Despite the ease with which our ICT&Business semester 2 students can solve the 70+ SQL queries using GenAI, it’s crucial to ensure they truly understand SQL. Simply submitting a solution doesn’t prove learning outcomes. Therefore, we assess students’ ability to reproduce and explain results or solve similar problems in face-to-face sessions, such as FeedPulse conversations. Fortunately, Copilot excels at explaining code, including SQL, and can quiz users on their understanding within the coding environment.

Example 2: PowerQuery solution as an Anti-Pattern

The second example, PowerQuery solution, serves as an anti-pattern for using GenAI from a student’s perspective. This exercise was particularly insightful for me because I already knew the solution. Without prior knowledge of the tool (PowerQuery) and the domain (data engineering), it would be nearly impossible for students to arrive at a working solution. This example highlights the importance of properly breaking down problems for GenAI and acknowledges its current limitations with PowerQuery and its programming language, M.

In addition to creating a PowerQuery solution, this example involved using GenAI to generate documentation from development notes. The resulting essay comments on the process of using GenAI and could similarly be used to produce technical documentation. However, the essay distinctly feels GenAI-generated.
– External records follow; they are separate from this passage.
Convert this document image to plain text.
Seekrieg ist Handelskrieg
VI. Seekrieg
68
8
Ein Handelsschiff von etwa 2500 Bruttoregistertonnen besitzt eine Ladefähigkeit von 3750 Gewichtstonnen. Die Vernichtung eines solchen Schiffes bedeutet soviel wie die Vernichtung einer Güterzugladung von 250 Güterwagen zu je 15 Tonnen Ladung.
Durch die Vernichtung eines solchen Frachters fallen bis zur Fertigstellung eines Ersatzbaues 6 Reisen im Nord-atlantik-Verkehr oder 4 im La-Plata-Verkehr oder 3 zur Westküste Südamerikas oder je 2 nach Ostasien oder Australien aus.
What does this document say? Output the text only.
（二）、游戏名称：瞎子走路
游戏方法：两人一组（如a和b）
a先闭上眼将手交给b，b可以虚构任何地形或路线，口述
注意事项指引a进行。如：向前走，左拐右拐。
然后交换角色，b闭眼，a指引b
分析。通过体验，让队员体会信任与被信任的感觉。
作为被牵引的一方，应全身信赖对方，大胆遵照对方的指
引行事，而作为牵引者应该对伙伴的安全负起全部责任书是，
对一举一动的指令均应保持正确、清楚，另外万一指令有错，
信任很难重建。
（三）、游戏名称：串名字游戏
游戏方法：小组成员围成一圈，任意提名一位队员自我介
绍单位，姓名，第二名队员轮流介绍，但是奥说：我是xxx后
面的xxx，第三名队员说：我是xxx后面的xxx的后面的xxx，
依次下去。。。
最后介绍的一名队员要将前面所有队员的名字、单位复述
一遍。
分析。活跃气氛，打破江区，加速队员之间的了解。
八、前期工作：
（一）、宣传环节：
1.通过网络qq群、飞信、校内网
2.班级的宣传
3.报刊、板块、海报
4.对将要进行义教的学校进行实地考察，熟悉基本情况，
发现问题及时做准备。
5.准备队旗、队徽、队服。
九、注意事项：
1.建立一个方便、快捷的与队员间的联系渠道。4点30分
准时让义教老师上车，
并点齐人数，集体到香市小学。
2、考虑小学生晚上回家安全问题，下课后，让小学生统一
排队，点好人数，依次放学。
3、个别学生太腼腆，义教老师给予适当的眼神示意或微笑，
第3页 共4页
Personally, when I receive such a document, I’m inclined to summarize it with GenAI before investing significant time in it. Over time, GenAI will likely produce texts with a more personal touch, but this example isn’t quite there yet.

Example 3: Data Model and SQL Scripts for a Real Estate Agency

The third example involves creating a data model and SQL create table scripts from a real estate agency case description. This task was easier for GenAI to handle, likely because it has encountered many more data models and SQL create table scripts than PowerQuery solutions. While the abstract complexity of this problem is comparable to the first example, GenAI’s familiarity with similar tasks resulted in a better solution.

Example 4: Creating proof for a learning outcome

The fourth example is about creating a professional product (a presentation) to serve as evidence of a learning outcome. I think this is an exercise that can really go two ways: on the one hand, it shows how easy and effortless it is to produce impressive, good-looking evidence of learning outcomes and leave it at that, and on the other hand, how it can serve as a spark to ignite enthusiasm and ownership of learning about a particular topic.